C'est d'un lieu singulier que l'écrivaine Lola Lafon s'est inspiré pour écrire son dernier livre intitulé Quand tu écouteras cette chanson, chez Stock. L'éditeur lui a proposé, pour l'écrire, de passer une nuit dans un musée de son choix. Elle a choisi l'annexe du musée Anne Frank, à Amsterdam, où la jeune fille a vécu avant son arrestation et sa déportation. "C’est vrai qu’il y avait à la fois ce lieu très concret où j'ai passé une nuit complète mais moi j’ai l’impression que j’y suis allée en ayant un autre lieu en moi, témoigne l'auteure qui a reçu le prix du roman du magazine Les Inrockuptibles.

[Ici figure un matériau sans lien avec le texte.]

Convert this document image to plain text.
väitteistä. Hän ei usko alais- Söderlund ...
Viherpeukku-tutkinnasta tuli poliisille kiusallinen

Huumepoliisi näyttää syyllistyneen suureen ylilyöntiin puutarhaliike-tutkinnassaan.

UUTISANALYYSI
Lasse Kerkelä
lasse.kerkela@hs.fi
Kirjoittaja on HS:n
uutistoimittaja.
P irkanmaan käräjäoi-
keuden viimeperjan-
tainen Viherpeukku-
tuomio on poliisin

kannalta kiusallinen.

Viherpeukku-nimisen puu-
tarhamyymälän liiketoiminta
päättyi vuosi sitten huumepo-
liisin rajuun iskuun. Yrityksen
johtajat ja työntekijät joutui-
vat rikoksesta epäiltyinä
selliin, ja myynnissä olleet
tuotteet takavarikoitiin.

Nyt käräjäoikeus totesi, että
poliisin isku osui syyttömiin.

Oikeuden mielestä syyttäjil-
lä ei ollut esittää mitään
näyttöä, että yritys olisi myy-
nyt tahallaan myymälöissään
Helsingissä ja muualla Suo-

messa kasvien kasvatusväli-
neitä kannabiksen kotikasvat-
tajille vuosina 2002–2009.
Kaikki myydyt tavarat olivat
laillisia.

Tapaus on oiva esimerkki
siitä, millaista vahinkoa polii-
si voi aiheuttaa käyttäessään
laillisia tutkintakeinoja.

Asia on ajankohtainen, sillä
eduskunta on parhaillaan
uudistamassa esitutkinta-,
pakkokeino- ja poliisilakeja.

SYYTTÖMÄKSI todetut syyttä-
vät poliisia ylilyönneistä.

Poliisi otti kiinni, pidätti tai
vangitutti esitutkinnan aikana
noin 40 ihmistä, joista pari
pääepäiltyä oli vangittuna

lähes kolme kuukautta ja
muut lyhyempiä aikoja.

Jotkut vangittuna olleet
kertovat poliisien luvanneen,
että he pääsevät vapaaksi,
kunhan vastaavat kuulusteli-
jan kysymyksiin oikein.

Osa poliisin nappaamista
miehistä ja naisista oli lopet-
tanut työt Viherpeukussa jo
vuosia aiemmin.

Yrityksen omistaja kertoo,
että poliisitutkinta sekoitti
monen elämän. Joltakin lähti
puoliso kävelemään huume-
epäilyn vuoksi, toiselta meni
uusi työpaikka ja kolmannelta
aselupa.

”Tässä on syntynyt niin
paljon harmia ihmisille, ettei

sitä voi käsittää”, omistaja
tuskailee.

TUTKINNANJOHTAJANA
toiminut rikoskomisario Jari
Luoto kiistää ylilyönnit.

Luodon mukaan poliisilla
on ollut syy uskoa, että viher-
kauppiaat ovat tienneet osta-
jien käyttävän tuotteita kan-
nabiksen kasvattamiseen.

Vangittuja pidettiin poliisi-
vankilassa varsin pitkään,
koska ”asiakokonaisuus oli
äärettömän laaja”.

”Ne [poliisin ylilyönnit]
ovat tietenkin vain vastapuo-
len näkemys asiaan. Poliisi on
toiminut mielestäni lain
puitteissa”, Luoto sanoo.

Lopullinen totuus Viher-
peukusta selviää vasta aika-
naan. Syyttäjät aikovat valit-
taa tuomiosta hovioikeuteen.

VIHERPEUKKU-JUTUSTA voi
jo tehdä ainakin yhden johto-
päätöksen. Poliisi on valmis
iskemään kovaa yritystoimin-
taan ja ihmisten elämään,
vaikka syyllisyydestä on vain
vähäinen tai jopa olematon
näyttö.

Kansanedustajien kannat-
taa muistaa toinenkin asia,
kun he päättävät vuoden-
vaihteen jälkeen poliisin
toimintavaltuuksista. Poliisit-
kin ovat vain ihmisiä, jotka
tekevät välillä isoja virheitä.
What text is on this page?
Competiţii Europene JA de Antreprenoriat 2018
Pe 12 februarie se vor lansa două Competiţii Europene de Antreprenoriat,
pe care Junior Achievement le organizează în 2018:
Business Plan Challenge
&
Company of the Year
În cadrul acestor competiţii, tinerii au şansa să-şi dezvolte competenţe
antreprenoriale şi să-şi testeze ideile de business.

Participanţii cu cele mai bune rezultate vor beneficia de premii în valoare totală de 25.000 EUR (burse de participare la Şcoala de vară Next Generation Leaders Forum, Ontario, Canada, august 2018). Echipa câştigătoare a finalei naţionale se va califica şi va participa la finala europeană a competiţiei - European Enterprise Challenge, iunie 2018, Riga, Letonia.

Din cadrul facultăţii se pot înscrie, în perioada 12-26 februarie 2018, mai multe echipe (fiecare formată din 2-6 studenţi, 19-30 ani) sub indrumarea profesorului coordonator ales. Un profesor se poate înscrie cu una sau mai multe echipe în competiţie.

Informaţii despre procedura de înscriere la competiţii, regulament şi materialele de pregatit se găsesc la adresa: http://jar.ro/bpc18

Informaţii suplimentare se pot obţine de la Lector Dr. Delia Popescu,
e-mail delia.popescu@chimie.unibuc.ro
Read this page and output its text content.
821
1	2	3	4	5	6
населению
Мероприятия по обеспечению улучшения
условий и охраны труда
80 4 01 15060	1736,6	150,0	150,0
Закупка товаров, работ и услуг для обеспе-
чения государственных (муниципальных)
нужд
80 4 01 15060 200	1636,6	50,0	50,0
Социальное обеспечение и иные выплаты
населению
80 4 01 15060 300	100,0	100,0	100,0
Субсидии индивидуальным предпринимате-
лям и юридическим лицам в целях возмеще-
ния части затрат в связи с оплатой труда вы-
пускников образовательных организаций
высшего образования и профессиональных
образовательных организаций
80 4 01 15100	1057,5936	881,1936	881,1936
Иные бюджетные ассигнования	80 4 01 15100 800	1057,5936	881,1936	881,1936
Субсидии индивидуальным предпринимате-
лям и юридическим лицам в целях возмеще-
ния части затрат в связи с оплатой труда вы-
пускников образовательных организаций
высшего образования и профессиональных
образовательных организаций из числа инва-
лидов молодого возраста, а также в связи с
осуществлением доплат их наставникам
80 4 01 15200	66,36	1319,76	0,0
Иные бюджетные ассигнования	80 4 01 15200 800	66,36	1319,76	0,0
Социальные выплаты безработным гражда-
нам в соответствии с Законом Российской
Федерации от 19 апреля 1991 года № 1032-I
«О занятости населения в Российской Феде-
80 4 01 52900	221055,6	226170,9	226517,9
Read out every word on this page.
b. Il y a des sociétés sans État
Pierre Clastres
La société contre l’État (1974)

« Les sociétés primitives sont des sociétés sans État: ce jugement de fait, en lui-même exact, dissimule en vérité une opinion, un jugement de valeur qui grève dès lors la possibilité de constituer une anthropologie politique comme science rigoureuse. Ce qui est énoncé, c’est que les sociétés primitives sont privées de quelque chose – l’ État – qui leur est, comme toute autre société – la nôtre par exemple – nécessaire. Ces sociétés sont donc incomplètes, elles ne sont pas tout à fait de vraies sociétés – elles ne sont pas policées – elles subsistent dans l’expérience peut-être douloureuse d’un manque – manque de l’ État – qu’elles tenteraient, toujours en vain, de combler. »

C’est-à-dire le lieu du vide dans une famille et ce qu’on en fait. Je n’ai pas réfléchi les choses comme ça au début. Ca m’est apparu au cours de l’écriture."
A Bron, Lola Lafon a eu l'occasion de retrouver des lecteurs, de raconter ses questionnements et son processus créatif et de dialoguer avec d'autres auteurs. Des échanges d'une grande richesse autour de la question du silence, des non-dits et de l'absence de récit des déportés. "Pour moi c’est toujours inattendu, confie-t-elle. On ne sait jamais comment un livre va être reçu." Lola se souvient de ce couple d'à peine 20 ans rencontré à Grenoble. "Lui Palestinien et elle Ukrainienne. Tous les deux m'ont dit combien cette lecture était nécessaire, ça m’a vraiment beaucoup touchée." De Bron elle est repartie avec des lettres manuscrites écrites à son attention par d'autres lecteurs bouleversés.
Les coulisses de la création
La Fête du livre de Bron est sans aucun doute un endroit où vivre la littérature intensément. "Un espace protégé pour écouter les auteurs et parler de leur univers, confie Dominique Perrin, une fidèle de l'événement. Quand je viens ici, je ne suis disponible pour personne, je coupe mon téléphone et je me plonge dans ma bulle." Son amie avec qui elle partage cette journée hors du temps acquiesce. "On rencontre des gens qui aiment les livres, on se parle très facilement, ajoute-t-elle. Il y a une vraie communauté entre les lecteurs".
Mais ce qui plaît par-dessus tout à ces amoureuses de la littérature, c'est de découvrir les coulisses de la création. Comme cette histoire racontée par Xavier Le Clerc qui se remémore la quantité de crêpes qu'il a englouti de manière compulsive lors de l'écriture de son dernier livre, Un homme sans titre (éd Gallimard), le portrait de son père né en Kabylie dont la vie a été marquée par la faim et la torture. Des témoignages forts et bouleversants, comme des suppléments d'âme au récit. Ici les lecteurs ont le sentiment d'être privilégiés.